Com uma camisa do grupo intitulado União dos Movimentos de Brasília, um homem revezava com colegas de protesto o uso de um microfone acoplado ao sistema de som, com hinos militares como fundo musical. Entre gritos de protesto e fotos em frente ao boneco gigante, os manifestantes exibiam em cartazes e faixas frases como “STF comunista, corte dos petistas” e “Bloco Brasil na luta contra a corrupção”. Na “camisa” do boneco de Renan, que segura com as mãos algemadas um exemplar rasgado da Constituição, lê-se “Partido Canalheiros” e “Meu partido sou eu”.

Tempo da Justiça

O peemedebista já é alvo de denúncia da Procuradoria-Geral da República (PGR) liberada para julgamento em 4 de outubro, mas a demanda ainda não foi analisada pelo conjunto da corte – cabe agora à presidente do Supremo, Cármen Lúcia, determinar a data da apreciação do pedido feito em janeiro de 2013 pelo então procurador-geral da República, Roberto Gurgel, enquadrando Renan por peculato, falsidade ideológica e uso de documento falso devido a atos atribuídos a ele em 2007.
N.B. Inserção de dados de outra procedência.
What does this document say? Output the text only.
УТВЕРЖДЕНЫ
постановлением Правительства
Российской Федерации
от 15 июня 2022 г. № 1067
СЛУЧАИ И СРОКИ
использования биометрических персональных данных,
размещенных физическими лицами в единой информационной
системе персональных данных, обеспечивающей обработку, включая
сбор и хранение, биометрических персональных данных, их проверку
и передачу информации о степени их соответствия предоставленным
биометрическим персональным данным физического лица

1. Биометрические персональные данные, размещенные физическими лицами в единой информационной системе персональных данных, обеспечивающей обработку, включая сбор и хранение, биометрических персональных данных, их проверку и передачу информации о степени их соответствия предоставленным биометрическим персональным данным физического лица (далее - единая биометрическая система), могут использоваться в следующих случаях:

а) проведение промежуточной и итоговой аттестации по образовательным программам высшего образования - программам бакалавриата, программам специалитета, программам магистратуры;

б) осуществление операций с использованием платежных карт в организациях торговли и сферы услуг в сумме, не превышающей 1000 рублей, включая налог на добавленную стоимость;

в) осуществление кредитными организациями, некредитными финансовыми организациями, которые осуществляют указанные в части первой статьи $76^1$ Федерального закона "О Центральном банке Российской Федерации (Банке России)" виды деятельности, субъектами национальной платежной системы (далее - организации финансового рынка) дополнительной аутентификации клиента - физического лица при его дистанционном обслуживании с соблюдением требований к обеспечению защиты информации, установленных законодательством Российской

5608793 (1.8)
O assunto preocupa o Planalto. De acordo com matéria publicada no site da revista Veja, o governo avalia a possibilidade de impedimento de Renan como inconveniente para o momento político. A reportagem diz ainda que dois auxiliares de Michel Temer procuraram ministros do STF para tratar do assunto e tentar adiar o encontro do plenário do Supremo. Para o Planalto, o ideal é manter Renan à frente do Senado para dar tempo de aprovar a polêmica proposta de emenda à Constituição que limita gastos públicos pelos próximos 20 anos.